Q&A: Coheed and Cambria

A chat with the rockers as they prepare for their upcoming show at Radio City this weekend.

Coheed and Cambria played a 15-song set on Saturday night. A new track off of Descension “Sentry: The Defiant” opened the show and they closed the show with a Coheed mainstay — “Welcome Home.” Photo by: Sophia Rosenbaum

Coheed and Cambria’s song “Welcome Home” takes on new meaning this Saturday when the band performs for the first time at Radio City Music Hall.

“New York has always been the hometown show,” said lead Singer Claudio Sanchez. Sanchez and guitarist Travis Stever grew up just up the river in Nyack, N.Y.  The two other band members — drummer Josh Eppard and bassist Zach Cooper – are originally from further upstate.

Coheed and Cambria’s spent more than a decade creating an intricate science fiction storyline told through seven studio albums – one of which got them to #5 on the Billboard 200 charts.

Saturday’s performance is at the tail end of their North American tour to promote their double album “The Afterman.”

The band continues to create musically complex songs that push the boundaries of progressive rock ranging from the contemporary feel of “Evagria the Faithful” to the snappy pop rhythms of “Number City.”

Sanchez and Cooper had a moment in between performances to talk with reporter Sophia Rosenbaum about life on tour, Saturday’s show and their first double album.


SR: All of you are from the New York area. What’s special about playing in New York City?

ZC: New York will be a special show because all of our families will be there. I’ll go out to dinner with my wife, hang out with friends who will be in town. Those kinds of shows are a lot different than the every day touring shows.

SR: Radio City’s got a lot of history. How does it feel to get to perform there?

CS: I’ve definitely gone to the Christmas Spectacular. To get to perform on that stage is a real thrill and a big win for Coheed.

ZC: For headlining, this is the biggest crowd I’ve ever played. It’s such a cool venue. It’s really exciting for me to be playing there.

SR: Radio City is a seated venue and Coheed is very much a band that feeds off of the crowd’s energy. How do you think this will impact your performance?

ZC: We’ve played a couple of fully seated venues and you couldn’t even tell because the crowd had so much energy. But sometimes, in the seated venues, people feel constrained or it’s a little more tame. Hopefully, the crowd is just as excited as we are. It should be a high-energy, really fun time.

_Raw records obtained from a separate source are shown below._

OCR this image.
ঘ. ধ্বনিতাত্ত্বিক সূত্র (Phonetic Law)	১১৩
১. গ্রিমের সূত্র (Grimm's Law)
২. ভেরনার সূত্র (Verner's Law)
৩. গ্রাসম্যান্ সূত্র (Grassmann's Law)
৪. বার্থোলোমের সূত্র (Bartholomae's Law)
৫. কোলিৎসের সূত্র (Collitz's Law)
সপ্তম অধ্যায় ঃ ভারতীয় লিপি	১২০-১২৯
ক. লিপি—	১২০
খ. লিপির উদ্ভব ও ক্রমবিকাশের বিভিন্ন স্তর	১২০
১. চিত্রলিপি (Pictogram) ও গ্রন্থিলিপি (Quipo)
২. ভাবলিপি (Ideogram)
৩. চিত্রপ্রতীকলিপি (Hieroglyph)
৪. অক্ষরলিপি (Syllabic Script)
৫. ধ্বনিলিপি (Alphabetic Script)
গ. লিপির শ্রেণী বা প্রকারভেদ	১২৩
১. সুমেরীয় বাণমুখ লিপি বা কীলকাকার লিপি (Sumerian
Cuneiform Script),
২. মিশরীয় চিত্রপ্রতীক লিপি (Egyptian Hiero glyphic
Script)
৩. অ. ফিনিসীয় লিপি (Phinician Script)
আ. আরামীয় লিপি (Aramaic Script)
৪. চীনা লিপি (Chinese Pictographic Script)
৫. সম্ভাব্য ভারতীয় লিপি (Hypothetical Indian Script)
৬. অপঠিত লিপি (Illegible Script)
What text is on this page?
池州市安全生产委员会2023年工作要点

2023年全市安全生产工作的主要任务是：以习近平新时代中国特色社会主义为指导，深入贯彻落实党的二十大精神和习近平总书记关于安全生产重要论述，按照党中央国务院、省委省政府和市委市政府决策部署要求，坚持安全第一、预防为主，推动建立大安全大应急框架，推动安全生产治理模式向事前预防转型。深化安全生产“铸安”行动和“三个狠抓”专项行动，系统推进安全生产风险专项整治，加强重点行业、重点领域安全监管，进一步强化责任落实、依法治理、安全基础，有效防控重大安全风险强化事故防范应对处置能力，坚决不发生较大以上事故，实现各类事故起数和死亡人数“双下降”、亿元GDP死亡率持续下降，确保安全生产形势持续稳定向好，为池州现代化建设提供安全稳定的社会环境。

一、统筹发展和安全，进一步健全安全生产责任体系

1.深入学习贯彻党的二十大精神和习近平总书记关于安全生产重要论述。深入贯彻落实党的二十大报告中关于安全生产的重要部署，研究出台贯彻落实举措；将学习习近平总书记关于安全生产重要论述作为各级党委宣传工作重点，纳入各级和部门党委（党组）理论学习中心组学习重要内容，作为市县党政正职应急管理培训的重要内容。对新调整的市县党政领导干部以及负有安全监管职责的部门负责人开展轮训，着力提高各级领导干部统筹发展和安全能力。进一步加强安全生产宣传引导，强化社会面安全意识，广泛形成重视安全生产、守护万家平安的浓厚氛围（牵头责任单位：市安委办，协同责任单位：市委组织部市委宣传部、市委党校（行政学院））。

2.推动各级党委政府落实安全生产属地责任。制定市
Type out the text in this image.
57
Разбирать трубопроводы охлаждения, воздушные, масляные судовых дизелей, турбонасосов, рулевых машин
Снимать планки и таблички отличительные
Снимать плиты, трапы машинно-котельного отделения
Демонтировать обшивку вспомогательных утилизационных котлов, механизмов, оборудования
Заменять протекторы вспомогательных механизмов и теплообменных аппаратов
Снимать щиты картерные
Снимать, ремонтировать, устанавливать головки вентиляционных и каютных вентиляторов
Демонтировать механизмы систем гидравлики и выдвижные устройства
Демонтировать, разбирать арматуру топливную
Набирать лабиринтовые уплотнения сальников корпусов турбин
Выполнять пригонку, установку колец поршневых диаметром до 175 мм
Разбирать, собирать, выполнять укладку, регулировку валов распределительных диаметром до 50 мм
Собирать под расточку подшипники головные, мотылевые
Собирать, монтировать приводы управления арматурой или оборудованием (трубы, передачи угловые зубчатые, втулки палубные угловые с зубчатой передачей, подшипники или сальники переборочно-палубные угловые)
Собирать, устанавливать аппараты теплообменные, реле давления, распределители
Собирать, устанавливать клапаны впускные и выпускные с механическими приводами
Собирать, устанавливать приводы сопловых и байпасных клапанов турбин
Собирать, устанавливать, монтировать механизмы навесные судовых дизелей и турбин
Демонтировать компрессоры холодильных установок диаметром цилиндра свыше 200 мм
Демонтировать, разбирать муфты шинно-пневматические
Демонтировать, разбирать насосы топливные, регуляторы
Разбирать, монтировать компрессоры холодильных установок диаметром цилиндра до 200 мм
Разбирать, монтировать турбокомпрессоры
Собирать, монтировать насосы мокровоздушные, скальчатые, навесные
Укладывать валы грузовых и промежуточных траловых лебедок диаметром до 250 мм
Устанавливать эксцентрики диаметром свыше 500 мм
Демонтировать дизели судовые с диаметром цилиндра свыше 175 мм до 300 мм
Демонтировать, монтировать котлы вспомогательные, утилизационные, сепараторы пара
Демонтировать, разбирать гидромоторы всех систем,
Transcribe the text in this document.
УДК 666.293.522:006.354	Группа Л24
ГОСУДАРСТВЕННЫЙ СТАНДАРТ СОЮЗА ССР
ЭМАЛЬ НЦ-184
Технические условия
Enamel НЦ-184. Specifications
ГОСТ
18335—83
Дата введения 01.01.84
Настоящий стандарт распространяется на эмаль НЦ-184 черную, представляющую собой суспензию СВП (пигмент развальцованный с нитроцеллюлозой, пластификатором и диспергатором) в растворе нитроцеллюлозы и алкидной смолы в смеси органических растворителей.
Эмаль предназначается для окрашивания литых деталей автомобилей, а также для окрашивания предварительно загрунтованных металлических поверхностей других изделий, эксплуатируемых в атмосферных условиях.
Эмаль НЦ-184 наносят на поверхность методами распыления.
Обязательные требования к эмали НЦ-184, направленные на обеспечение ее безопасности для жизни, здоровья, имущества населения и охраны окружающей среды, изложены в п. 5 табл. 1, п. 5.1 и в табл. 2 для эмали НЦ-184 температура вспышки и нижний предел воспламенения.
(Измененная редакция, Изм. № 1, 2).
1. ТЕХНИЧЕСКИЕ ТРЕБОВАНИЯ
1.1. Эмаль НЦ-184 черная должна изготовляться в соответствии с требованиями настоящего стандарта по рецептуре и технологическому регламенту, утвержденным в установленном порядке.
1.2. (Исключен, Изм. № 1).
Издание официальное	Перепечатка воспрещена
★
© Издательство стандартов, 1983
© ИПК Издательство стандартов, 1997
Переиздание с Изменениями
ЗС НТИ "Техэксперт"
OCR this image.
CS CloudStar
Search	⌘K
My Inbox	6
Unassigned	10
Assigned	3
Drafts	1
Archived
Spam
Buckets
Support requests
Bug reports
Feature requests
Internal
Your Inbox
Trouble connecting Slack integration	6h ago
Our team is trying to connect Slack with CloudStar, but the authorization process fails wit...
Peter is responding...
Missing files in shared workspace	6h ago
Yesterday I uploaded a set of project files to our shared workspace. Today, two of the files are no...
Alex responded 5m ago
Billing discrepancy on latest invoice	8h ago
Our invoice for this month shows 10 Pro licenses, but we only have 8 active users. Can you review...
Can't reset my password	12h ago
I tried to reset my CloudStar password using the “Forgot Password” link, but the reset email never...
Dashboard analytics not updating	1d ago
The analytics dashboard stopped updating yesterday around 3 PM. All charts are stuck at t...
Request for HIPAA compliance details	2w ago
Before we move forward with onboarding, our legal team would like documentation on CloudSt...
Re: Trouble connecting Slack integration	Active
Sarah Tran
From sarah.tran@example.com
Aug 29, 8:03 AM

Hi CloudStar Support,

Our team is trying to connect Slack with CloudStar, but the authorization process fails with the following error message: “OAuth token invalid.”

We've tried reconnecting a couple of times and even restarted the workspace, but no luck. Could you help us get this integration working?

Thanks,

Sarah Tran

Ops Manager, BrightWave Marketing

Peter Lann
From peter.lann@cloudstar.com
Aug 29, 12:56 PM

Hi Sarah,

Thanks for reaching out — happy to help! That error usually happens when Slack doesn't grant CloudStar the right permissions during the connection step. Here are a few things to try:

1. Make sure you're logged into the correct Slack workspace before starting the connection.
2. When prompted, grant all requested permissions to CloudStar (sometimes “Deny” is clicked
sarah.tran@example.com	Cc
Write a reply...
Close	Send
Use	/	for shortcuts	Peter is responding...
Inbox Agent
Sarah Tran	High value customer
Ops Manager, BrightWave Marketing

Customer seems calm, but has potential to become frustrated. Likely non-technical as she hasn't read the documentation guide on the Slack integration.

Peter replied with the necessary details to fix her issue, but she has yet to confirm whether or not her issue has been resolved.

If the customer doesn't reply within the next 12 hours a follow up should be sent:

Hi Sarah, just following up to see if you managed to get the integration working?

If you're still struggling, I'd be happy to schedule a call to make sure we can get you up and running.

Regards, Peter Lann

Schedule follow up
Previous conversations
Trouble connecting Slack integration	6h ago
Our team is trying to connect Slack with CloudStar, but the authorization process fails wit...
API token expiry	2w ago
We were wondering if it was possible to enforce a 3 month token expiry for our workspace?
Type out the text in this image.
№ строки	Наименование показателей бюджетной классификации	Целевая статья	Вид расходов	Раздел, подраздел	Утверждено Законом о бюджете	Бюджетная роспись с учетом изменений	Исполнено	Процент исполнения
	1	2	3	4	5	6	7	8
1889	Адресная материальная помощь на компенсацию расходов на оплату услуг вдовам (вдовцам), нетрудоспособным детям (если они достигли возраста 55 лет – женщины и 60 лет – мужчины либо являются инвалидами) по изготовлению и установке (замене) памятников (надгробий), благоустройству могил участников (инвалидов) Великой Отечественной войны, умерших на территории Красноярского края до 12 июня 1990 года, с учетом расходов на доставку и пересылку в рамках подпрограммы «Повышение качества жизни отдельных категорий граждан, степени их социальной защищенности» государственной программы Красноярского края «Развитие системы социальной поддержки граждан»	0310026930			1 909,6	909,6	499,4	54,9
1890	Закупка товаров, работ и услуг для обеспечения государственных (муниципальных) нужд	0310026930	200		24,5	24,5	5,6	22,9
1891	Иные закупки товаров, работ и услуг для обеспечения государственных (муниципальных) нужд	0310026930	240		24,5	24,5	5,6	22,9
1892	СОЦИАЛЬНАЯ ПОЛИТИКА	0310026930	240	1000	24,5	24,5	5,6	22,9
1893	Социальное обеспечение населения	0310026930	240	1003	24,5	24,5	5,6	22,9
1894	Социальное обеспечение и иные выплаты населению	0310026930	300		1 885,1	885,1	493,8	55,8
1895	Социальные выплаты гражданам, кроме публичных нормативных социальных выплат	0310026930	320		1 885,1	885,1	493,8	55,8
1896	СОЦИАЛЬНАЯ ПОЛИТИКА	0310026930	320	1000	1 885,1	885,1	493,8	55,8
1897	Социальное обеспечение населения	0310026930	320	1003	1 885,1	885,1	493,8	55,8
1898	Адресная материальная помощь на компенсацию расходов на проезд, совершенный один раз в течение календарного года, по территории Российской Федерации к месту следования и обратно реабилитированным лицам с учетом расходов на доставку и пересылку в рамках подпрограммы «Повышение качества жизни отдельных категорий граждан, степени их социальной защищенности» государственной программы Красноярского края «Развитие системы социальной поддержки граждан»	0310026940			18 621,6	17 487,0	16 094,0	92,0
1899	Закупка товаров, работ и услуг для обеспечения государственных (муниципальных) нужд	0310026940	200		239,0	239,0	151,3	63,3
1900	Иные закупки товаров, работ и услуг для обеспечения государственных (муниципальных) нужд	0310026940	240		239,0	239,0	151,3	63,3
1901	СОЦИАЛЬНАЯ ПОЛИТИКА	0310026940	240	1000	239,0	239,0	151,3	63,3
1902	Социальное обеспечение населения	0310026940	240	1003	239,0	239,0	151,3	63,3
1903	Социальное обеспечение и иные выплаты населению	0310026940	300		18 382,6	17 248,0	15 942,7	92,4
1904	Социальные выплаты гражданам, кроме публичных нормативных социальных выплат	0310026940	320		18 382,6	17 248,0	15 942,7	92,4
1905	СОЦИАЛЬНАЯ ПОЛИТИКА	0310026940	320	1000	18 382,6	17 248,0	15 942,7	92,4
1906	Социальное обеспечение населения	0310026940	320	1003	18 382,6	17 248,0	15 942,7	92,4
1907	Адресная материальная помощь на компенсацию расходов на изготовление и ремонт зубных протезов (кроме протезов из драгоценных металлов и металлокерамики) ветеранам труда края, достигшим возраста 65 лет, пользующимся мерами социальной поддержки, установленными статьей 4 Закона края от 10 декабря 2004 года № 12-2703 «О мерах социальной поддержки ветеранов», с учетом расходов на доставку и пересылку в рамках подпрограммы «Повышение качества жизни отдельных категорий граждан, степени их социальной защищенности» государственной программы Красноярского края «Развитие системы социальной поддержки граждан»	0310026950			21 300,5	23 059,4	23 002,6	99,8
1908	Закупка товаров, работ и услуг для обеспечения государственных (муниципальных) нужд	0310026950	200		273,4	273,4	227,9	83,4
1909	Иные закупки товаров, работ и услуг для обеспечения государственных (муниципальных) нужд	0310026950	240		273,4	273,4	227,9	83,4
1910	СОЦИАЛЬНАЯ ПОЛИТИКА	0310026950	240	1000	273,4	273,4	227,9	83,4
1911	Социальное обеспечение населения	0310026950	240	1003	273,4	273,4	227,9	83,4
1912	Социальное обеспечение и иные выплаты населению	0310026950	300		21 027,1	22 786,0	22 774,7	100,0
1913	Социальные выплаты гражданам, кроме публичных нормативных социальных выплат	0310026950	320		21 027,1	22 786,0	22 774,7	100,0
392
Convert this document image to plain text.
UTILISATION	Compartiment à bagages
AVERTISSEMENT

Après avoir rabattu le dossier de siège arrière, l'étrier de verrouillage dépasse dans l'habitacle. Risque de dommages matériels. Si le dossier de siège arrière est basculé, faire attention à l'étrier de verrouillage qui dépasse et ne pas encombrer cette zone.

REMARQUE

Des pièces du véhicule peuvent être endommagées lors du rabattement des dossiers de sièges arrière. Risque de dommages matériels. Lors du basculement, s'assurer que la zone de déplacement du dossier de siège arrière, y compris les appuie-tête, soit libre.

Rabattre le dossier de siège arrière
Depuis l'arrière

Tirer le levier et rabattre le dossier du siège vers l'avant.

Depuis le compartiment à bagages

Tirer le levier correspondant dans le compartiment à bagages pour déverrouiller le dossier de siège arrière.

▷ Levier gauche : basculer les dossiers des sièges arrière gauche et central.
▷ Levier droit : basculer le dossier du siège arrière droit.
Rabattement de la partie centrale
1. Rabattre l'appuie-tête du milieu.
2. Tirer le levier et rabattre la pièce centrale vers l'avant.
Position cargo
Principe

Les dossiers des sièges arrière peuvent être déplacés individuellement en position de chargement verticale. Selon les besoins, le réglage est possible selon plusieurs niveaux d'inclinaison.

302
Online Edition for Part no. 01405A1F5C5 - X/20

SR: Is there something you do every time you come to NYC?

CS: I’ll visit Midtown Comics or I’ll go down to the East Side and visit Tokyo Seven.

ZC: When I’m in New York, I like to walk.  That’s the one thing I like to look forward to.  No agenda, just walk. For a while, my wife and I were living in the Village and I’d find myself walking all the way uptown to Central Park and just going. It’s very inspiring – all the people and all the things you can see.

SR: As a progressive rock band, you’re always experimenting with your sound. Have you noticed if it’s had an influence on your fan base?

CS: For some reason, people find these two albums a bit more accessible. There’s something in it for everyone. It covers a lot of ground musically.

SR: What is your favorite track off the second part of the double album, “The Afterman: Descension”?

CS: It would have to be a tie between Number City and Gravity’s Union.

ZC: It’s a toss up between two songs. I’m really having a strange attachment to “2’s My Favorite 1” mainly because it’s the first song I recorded with them and it’s the song I auditioned on. “Number City” because it’s quirky and funky and weird. It’s a melting pot of all these musical styles. I love the horns section.


Coheed and Cambria takes the “Great Stage” Saturday at 7 p.m. with Between the Buried Me and Russian Circles. Four days later, they head to Toronto to kick off their international tour.